Die Frage nach den Leuten im Land Salzwedel soll mittels der prosopographischen Methode beantwortet werden. Zwar kann mit dieser Methode die Gesellschaft der Vogtei Salzwedel nicht rekonstruiert werden, doch erhellt sie einige spezifische Probleme, die bei oberflächlicher Betrachtung im Dunkel blieben. Der Nachteil dieser Methode ist, daß die Arbeit in einigen Teilen nicht sehr lesefreundlich ist. Zwangsläufig haben Teile der Studie katalogartigen Charakter, und dieselben Informationen wiederholen sich an verschiedenen Orten. Doch scheint mir, daß dieser Preis gezahlt werden muß, wenn man oberflächliche Interpretationen des Materials vermeiden will und zu neuen - auf intensiven Quellenstudien beruhenden - Ergebnissen kommen möchte.

Die vorliegende Arbeit ist eine Detailstudie des Landes Salzwedel, doch versteht sie sich auch als Fallstudie für ausgewählte Probleme. Für diejenigen Leser, die mehr an den Ergebnissen einer Fallstudie als an der Regionalgeschichte des Landes Salzwedel interessiert sind, habe ich die wichtigsten allgemeinen Ergebnisse den prosopographischen Kapiteln vorangestellt.

Themen, die in dieser Arbeit besonders ausführlich behandelt werden, sind die Sozialgeschichte der Bauern, der städtischen Eliten und des Adels, das Verhältnis von Deutschen und Slawen in einem Reliktgebiet slawischer Siedlung sowie die sogenannte Krise des 14. Jh.

1Schubert, Land, S. 18; RA 14, S. 132f., Nr. 186.

2RA 14, S. 27f., Nr. 25.

3Schubert, Geschichte Niedersachsens, S. 4.
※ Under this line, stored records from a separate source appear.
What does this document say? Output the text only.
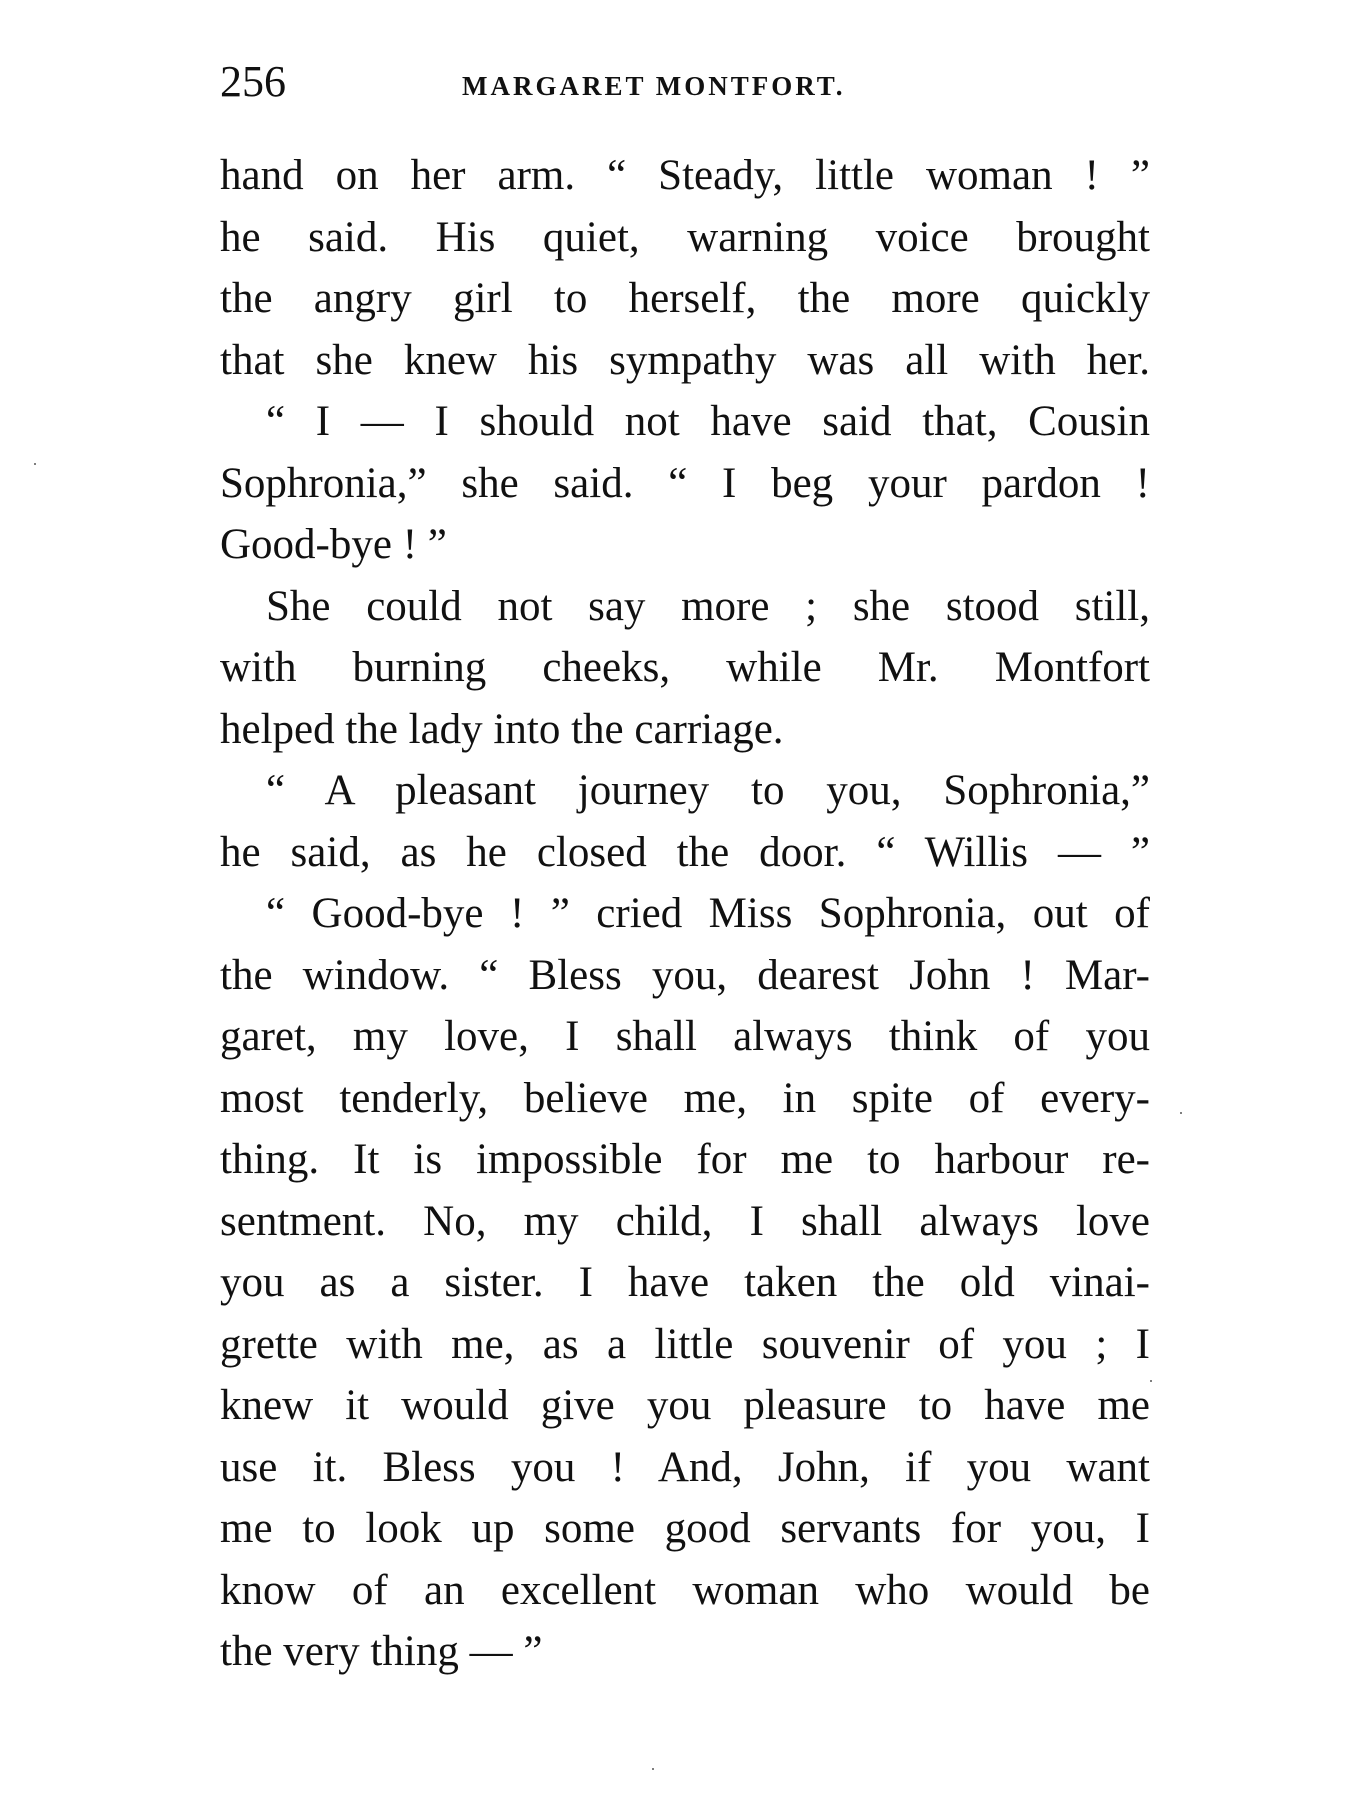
256	MARGARET MONTFORT.
hand on her arm. “ Steady, little woman ! ”
he said. His quiet, warning voice brought
the angry girl to herself, the more quickly
that she knew his sympathy was all with her.
“ I — I should not have said that, Cousin
Sophronia,” she said. “ I beg your pardon !
Good-bye ! ”
She could not say more ; she stood still,
with burning cheeks, while Mr. Montfort
helped the lady into the carriage.
“ A pleasant journey to you, Sophronia,”
he said, as he closed the door. “ Willis — ”
“ Good-bye ! ” cried Miss Sophronia, out of
the window. “ Bless you, dearest John ! Mar-
garet, my love, I shall always think of you
most tenderly, believe me, in spite of every-
thing. It is impossible for me to harbour re-
sentment. No, my child, I shall always love
you as a sister. I have taken the old vinai-
grette with me, as a little souvenir of you ; I
knew it would give you pleasure to have me
use it. Bless you ! And, John, if you want
me to look up some good servants for you, I
know of an excellent woman who would be
the very thing — ”
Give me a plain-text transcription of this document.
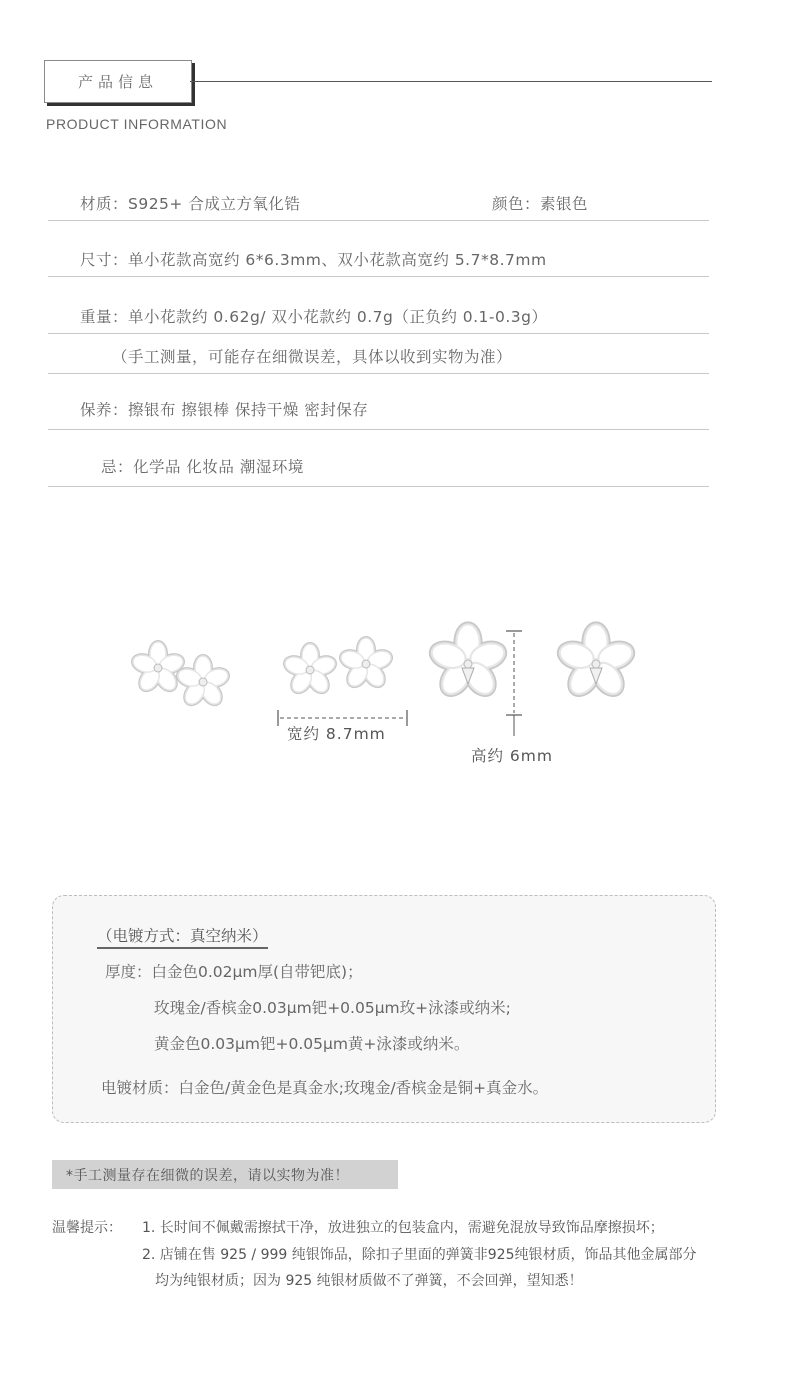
产品信息
PRODUCT INFORMATION
材质：S925+ 合成立方氧化锆	颜色：素银色
尺寸：单小花款高宽约 6*6.3mm、双小花款高宽约 5.7*8.7mm
重量：单小花款约 0.62g/ 双小花款约 0.7g（正负约 0.1-0.3g）
（手工测量，可能存在细微误差，具体以收到实物为准）
保养：擦银布 擦银棒 保持干燥 密封保存
忌：化学品 化妆品 潮湿环境
宽约 8.7mm
高约 6mm
（电镀方式：真空纳米）
厚度：白金色0.02μm厚(自带钯底)；
玫瑰金/香槟金0.03μm钯+0.05μm玫+泳漆或纳米;
黄金色0.03μm钯+0.05μm黄+泳漆或纳米。
电镀材质：白金色/黄金色是真金水;玫瑰金/香槟金是铜+真金水。
*手工测量存在细微的误差，请以实物为准！
温馨提示： 1. 长时间不佩戴需擦拭干净，放进独立的包装盒内，需避免混放导致饰品摩擦损坏；
2. 店铺在售 925 / 999 纯银饰品，除扣子里面的弹簧非925纯银材质，饰品其他金属部分
均为纯银材质；因为 925 纯银材质做不了弹簧，不会回弹，望知悉！
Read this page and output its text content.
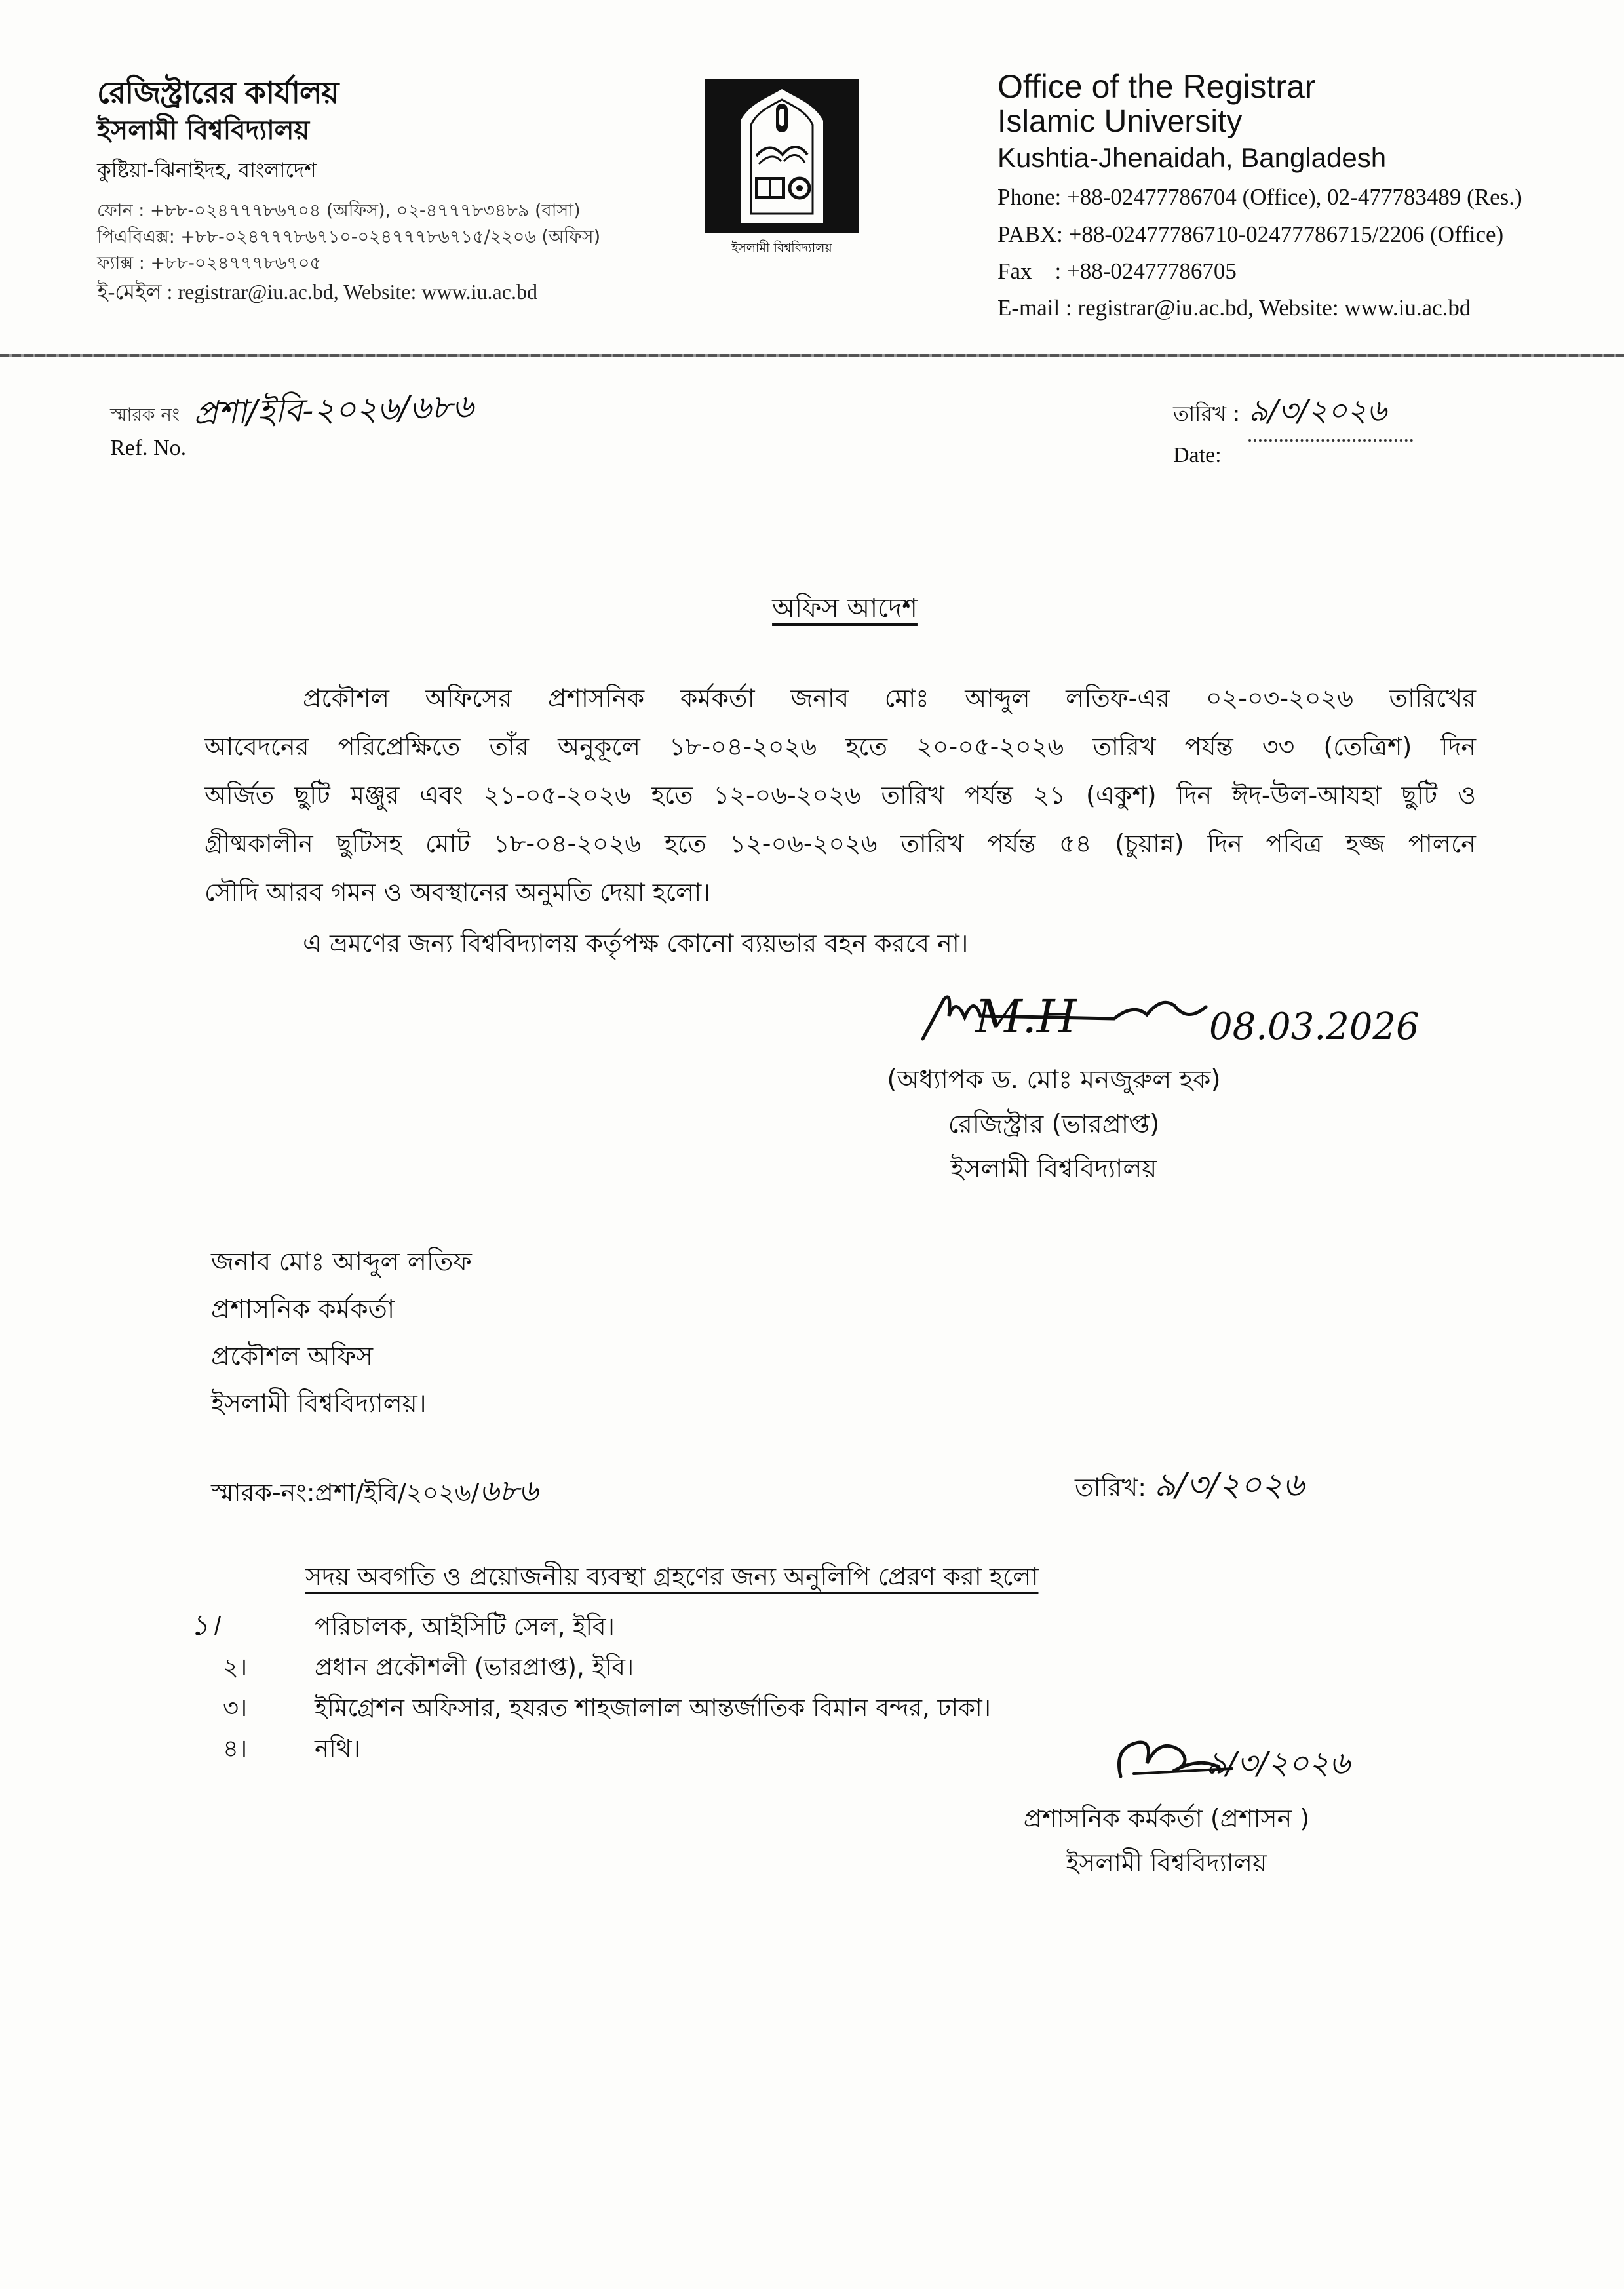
রেজিস্ট্রারের কার্যালয়
ইসলামী বিশ্ববিদ্যালয়
কুষ্টিয়া-ঝিনাইদহ, বাংলাদেশ
ফোন : +৮৮-০২৪৭৭৭৮৬৭০৪ (অফিস), ০২-৪৭৭৭৮৩৪৮৯ (বাসা)
পিএবিএক্স: +৮৮-০২৪৭৭৭৮৬৭১০-০২৪৭৭৭৮৬৭১৫/২২০৬ (অফিস)
ফ্যাক্স : +৮৮-০২৪৭৭৭৮৬৭০৫
ই-মেইল : registrar@iu.ac.bd, Website: www.iu.ac.bd
ইসলামী বিশ্ববিদ্যালয়
Office of the Registrar
Islamic University
Kushtia-Jhenaidah, Bangladesh
Phone: +88-02477786704 (Office), 02-477783489 (Res.)
PABX: +88-02477786710-02477786715/2206 (Office)
Fax    : +88-02477786705
E-mail : registrar@iu.ac.bd, Website: www.iu.ac.bd
স্মারক নং প্রশা/ইবি-২০২৬/৬৮৬
Ref. No.
তারিখ : ৯/৩/২০২৬
Date:
অফিস আদেশ
প্রকৌশল অফিসের প্রশাসনিক কর্মকর্তা জনাব মোঃ আব্দুল লতিফ-এর ০২-০৩-২০২৬ তারিখের
আবেদনের পরিপ্রেক্ষিতে তাঁর অনুকূলে ১৮-০৪-২০২৬ হতে ২০-০৫-২০২৬ তারিখ পর্যন্ত ৩৩ (তেত্রিশ) দিন
অর্জিত ছুটি মঞ্জুর এবং ২১-০৫-২০২৬ হতে ১২-০৬-২০২৬ তারিখ পর্যন্ত ২১ (একুশ) দিন ঈদ-উল-আযহা ছুটি ও
গ্রীষ্মকালীন ছুটিসহ মোট ১৮-০৪-২০২৬ হতে ১২-০৬-২০২৬ তারিখ পর্যন্ত ৫৪ (চুয়ান্ন) দিন পবিত্র হজ্জ পালনে
সৌদি আরব গমন ও অবস্থানের অনুমতি দেয়া হলো।
এ ভ্রমণের জন্য বিশ্ববিদ্যালয় কর্তৃপক্ষ কোনো ব্যয়ভার বহন করবে না।
M.H	08.03.2026
(অধ্যাপক ড. মোঃ মনজুরুল হক)
রেজিস্ট্রার (ভারপ্রাপ্ত)
ইসলামী বিশ্ববিদ্যালয়
জনাব মোঃ আব্দুল লতিফ
প্রশাসনিক কর্মকর্তা
প্রকৌশল অফিস
ইসলামী বিশ্ববিদ্যালয়।
স্মারক-নং:প্রশা/ইবি/২০২৬/৬৮৬	তারিখ: ৯/৩/২০২৬
সদয় অবগতি ও প্রয়োজনীয় ব্যবস্থা গ্রহণের জন্য অনুলিপি প্রেরণ করা হলো
১।	পরিচালক, আইসিটি সেল, ইবি।
২।	প্রধান প্রকৌশলী (ভারপ্রাপ্ত), ইবি।
৩।	ইমিগ্রেশন অফিসার, হযরত শাহজালাল আন্তর্জাতিক বিমান বন্দর, ঢাকা।
৪।	নথি।	৯/৩/২০২৬
প্রশাসনিক কর্মকর্তা (প্রশাসন )
ইসলামী বিশ্ববিদ্যালয়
4Schulze, Landesherrschaft, S. 1.

5Schubert, Geschichte Niedersachsens, S. 7f.

6Eine Ausnahme stellen die Dissertationen von G. Wentz und K. Gründler aus den 20er Jahren des 20. Jh. dar, die das reiche Archiv des Klosters Diesdorf nutzten.

7Besonders zu nennen sind hier die Arbeiten von H. K. Schulze.

8H. K. Schulze, Altmark, in: LMAI, Sp. 479.

9J. Schultze, Nordmark und Altmark; J. Schneider, Frühmittelalterforschung in der Altmark.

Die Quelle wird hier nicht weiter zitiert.